Not all religious exemptions from state and federal law are created equal in the eyes of the government. Thus, it is up to the legislature and the judiciary to determine which religious exemptions from existing law the Constitution protects. This is a dangerous situation in which we find ourselves, with the government holding the power to grant some theological arguments more legitimacy than others. Respect for freedom of religion is fundamental, but a religious exception that risks public health by preventing thousands of people from obtaining basic health services should not be permitted.
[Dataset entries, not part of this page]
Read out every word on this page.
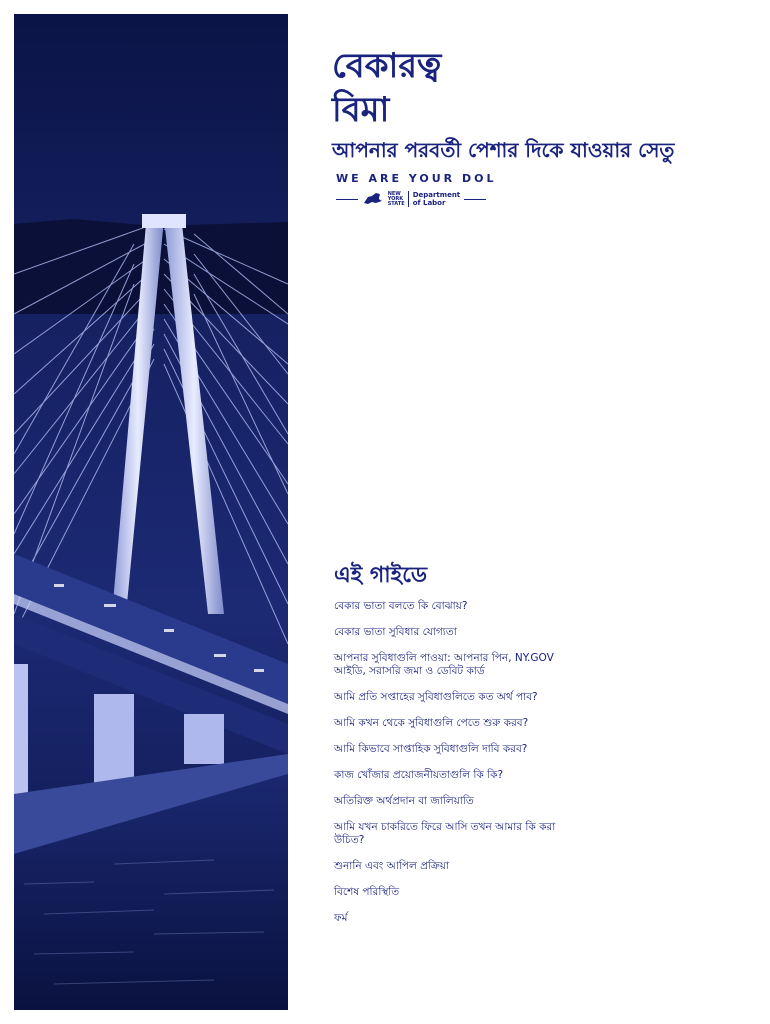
বেকারত্ব
বিমা
আপনার পরবর্তী পেশার দিকে যাওয়ার সেতু
WE ARE YOUR DOL
NEW
YORK
STATE
Department
of Labor
এই গাইডে
বেকার ভাতা বলতে কি বোঝায়?
বেকার ভাতা সুবিধার যোগ্যতা
আপনার সুবিধাগুলি পাওয়া: আপনার পিন, NY.GOV আইডি, সরাসরি জমা ও ডেবিট কার্ড
আমি প্রতি সপ্তাহের সুবিধাগুলিতে কত অর্থ পাব?
আমি কখন থেকে সুবিধাগুলি পেতে শুরু করব?
আমি কিভাবে সাপ্তাহিক সুবিধাগুলি দাবি করব?
কাজ খোঁজার প্রয়োজনীয়তাগুলি কি কি?
অতিরিক্ত অর্থপ্রদান বা জালিয়াতি
আমি যখন চাকরিতে ফিরে আসি তখন আমার কি করা উচিত?
শুনানি এবং আপিল প্রক্রিয়া
বিশেষ পরিস্থিতি
ফর্ম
One particularly insensitive argument came from Michael Galligan-Stierle, president of the Association of Catholic Colleges and Universities. He asserts that students who do not like the contraception policies at Catholic colleges should simply attend another university: “No one would go to a Jewish barbecue and expect pork chops to be served.” In other words: If you don’t like the rules, don’t play the game.

This argument is specious. First, it is difficult to imagine a student being able to anticipate her need for birth control prior to attending college. The requirement that sexually active women transfer to other universities is both thoughtless and unrealistic. Second, many young women take birth control pills out of medical necessity and do not use it as contraception that the Church abhors. Third, the same argument can easily be made against administrators of Catholic universities. If the rule that an institution’s insurance must cover birth control is so offensive, perhaps it is time for university administrators to explore a new industry or at least refuse to accept federal funding.

The Catholic Church hierarchy opposes contraception while the vast majority of its adherents do not. Nighty-eight percent of sexually active Catholic women use some form of contraception, indicating that the vast majority of Catholic women do not share the official views of the Church with respect to birth control. Mutual respect for religious beliefs is part of what makes America an attractive place for many, but there comes a time when it must bow to the needs of public health.